A further tweak to mathmandan's scheme is as follows.

For fixed $m,n,\ell$, allocate sequences of $\ell$ numbers from $1,\ldots,m$ to outcomes as before, i.e. choose the largest $k$ such that $kn\leq m^{\ell}$ and allocate $k$ of the smallest (lexicographically) $kn$ sequences to each of $1,\ldots,n$ and the others to "reroll". However, instead of rolling a whole batch $\ell$ and then rerolling if necessary, roll up to $\ell$ dice one by one and stop as soon as you know you will need to reroll. As well as improving the expectation, this can actually change which choice of $\ell$ is best.
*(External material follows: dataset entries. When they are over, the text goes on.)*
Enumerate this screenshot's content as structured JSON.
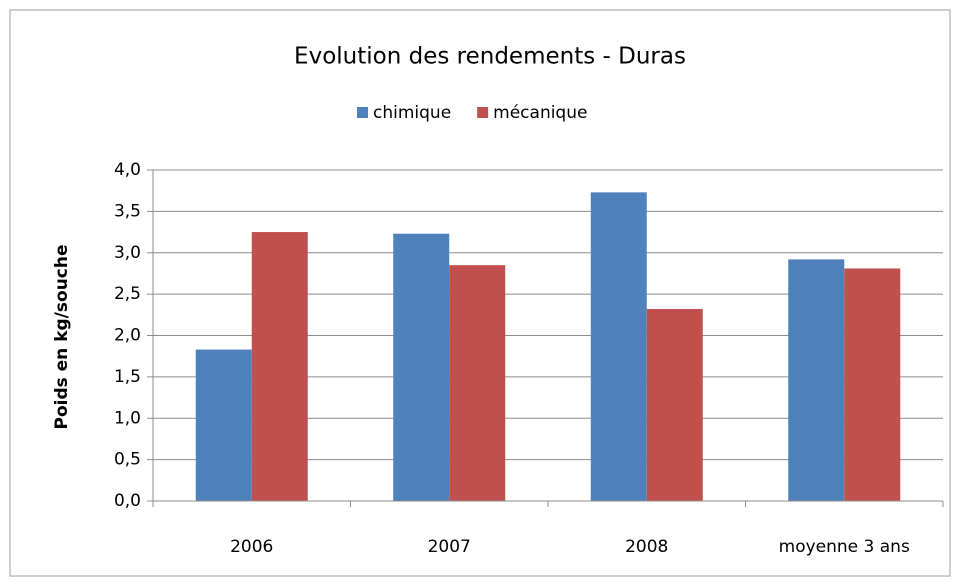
{
  "chart_data": {
    "type": "bar",
    "title": "Evolution des rendements - Duras",
    "y_label": "Poids en kg/souche",
    "categories": [
      "2006",
      "2007",
      "2008",
      "moyenne 3 ans"
    ],
    "series": [
      {
        "name": "chimique",
        "color": "#4f81bd",
        "values": [
          1.83,
          3.23,
          3.73,
          2.92
        ]
      },
      {
        "name": "mécanique",
        "color": "#c0504d",
        "values": [
          3.25,
          2.85,
          2.32,
          2.81
        ]
      }
    ],
    "ylim": [
      0,
      4
    ],
    "yticks": [
      {
        "value": 0,
        "label": "0,0"
      },
      {
        "value": 0.5,
        "label": "0,5"
      },
      {
        "value": 1,
        "label": "1,0"
      },
      {
        "value": 1.5,
        "label": "1,5"
      },
      {
        "value": 2,
        "label": "2,0"
      },
      {
        "value": 2.5,
        "label": "2,5"
      },
      {
        "value": 3,
        "label": "3,0"
      },
      {
        "value": 3.5,
        "label": "3,5"
      },
      {
        "value": 4,
        "label": "4,0"
      }
    ],
    "grid": true,
    "legend": "top"
  }
}
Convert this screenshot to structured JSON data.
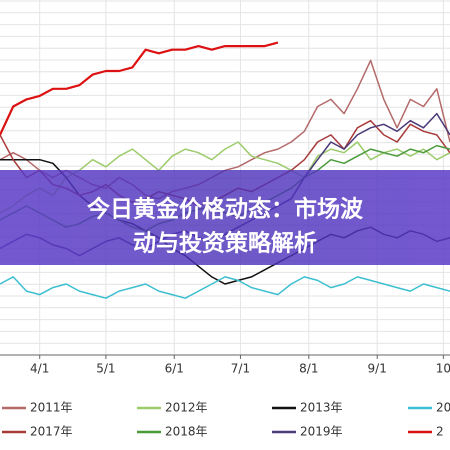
{
  "chart_data": {
    "type": "line",
    "x": [
      -18,
      -12,
      -6,
      0,
      6,
      12,
      18,
      24,
      30,
      36,
      42,
      48,
      54,
      60,
      66,
      72,
      78,
      84,
      90,
      96,
      102,
      108,
      114,
      120,
      126,
      132,
      138,
      144,
      150,
      156,
      162,
      168,
      174,
      180,
      186
    ],
    "xlim": [
      -18,
      186
    ],
    "xticks": [
      {
        "value": 0,
        "label": "4/1"
      },
      {
        "value": 30,
        "label": "5/1"
      },
      {
        "value": 61,
        "label": "6/1"
      },
      {
        "value": 91,
        "label": "7/1"
      },
      {
        "value": 122,
        "label": "8/1"
      },
      {
        "value": 153,
        "label": "9/1"
      },
      {
        "value": 183,
        "label": "10"
      }
    ],
    "ylim": [
      0,
      100
    ],
    "grid": true,
    "series": [
      {
        "name": "2011年",
        "color": "#b46a6a",
        "values": [
          55,
          57,
          55,
          52,
          50,
          52,
          50,
          48,
          47,
          50,
          48,
          45,
          44,
          46,
          47,
          48,
          50,
          52,
          53,
          55,
          57,
          58,
          60,
          63,
          70,
          72,
          68,
          75,
          83,
          72,
          64,
          72,
          70,
          75,
          60
        ]
      },
      {
        "name": "2012年",
        "color": "#9ccb6a",
        "values": [
          40,
          42,
          45,
          47,
          45,
          50,
          52,
          55,
          53,
          56,
          58,
          55,
          52,
          56,
          58,
          57,
          55,
          58,
          60,
          56,
          55,
          54,
          52,
          50,
          56,
          58,
          57,
          60,
          55,
          57,
          58,
          56,
          58,
          55,
          57
        ]
      },
      {
        "name": "2013年",
        "color": "#111111",
        "values": [
          55,
          55,
          55,
          55,
          54,
          50,
          45,
          42,
          40,
          38,
          37,
          35,
          33,
          30,
          28,
          25,
          22,
          20,
          21,
          22,
          24,
          26,
          28,
          30,
          32,
          34,
          33,
          35,
          36,
          34,
          33,
          35,
          34,
          32,
          33
        ]
      },
      {
        "name": "20",
        "color": "#3bbfd0",
        "values": [
          20,
          22,
          18,
          17,
          19,
          20,
          18,
          17,
          16,
          18,
          19,
          20,
          18,
          17,
          16,
          18,
          20,
          22,
          21,
          19,
          18,
          17,
          20,
          22,
          21,
          19,
          20,
          22,
          21,
          20,
          19,
          18,
          20,
          19,
          18
        ]
      },
      {
        "name": "2017年",
        "color": "#a83a3a",
        "values": [
          62,
          55,
          50,
          52,
          48,
          47,
          45,
          46,
          48,
          45,
          43,
          44,
          46,
          45,
          44,
          42,
          43,
          45,
          47,
          46,
          48,
          50,
          52,
          55,
          60,
          62,
          58,
          64,
          66,
          62,
          60,
          65,
          63,
          62,
          57
        ]
      },
      {
        "name": "2018年",
        "color": "#4a9a3a",
        "values": [
          38,
          40,
          42,
          40,
          38,
          36,
          37,
          39,
          40,
          38,
          36,
          35,
          37,
          38,
          40,
          41,
          42,
          40,
          39,
          41,
          43,
          45,
          47,
          50,
          52,
          55,
          54,
          56,
          58,
          57,
          56,
          58,
          57,
          59,
          58
        ]
      },
      {
        "name": "2019年",
        "color": "#4b3a78",
        "values": [
          30,
          32,
          34,
          33,
          31,
          30,
          28,
          30,
          32,
          33,
          31,
          30,
          32,
          34,
          35,
          33,
          32,
          34,
          36,
          38,
          40,
          42,
          44,
          50,
          55,
          60,
          58,
          62,
          64,
          65,
          63,
          66,
          64,
          68,
          62
        ]
      },
      {
        "name": "2",
        "color": "#dd1111",
        "values": [
          62,
          70,
          72,
          73,
          75,
          75,
          76,
          79,
          80,
          80,
          81,
          86,
          85,
          86,
          86,
          87,
          86,
          87,
          87,
          87,
          87,
          88,
          null,
          null,
          null,
          null,
          null,
          null,
          null,
          null,
          null,
          null,
          null,
          null,
          null
        ]
      }
    ]
  },
  "banner": {
    "lines": [
      "今日黄金价格动态：市场波",
      "动与投资策略解析"
    ]
  }
}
For example, with $m=6,n=20$, mathmandan's approach gets $3.6$ with $\ell=2$ and $3.24$ with $\ell=3$, so prefers the latter. However, with $\ell=2$ the reroll combinations are $(4,3),(4,4),\ldots,(6,6)$, so if the first die of the first pair is 5 or 6, you don't need to roll the other one. The expected number of rolls with this modification, $E$, satisfies $$E=\frac{1}{3}(1+E)+\frac{4}{36}(2+E)+\frac{20}{36}\times2,$$ which gives $E=3$.

(This tweak will also improve the expectation for $\ell=3$ slightly, since you can stop and reroll if your first two rolls are $6,5$ or $6,6$, but it will clearly be worse than $E=3$ for $\ell=2$.)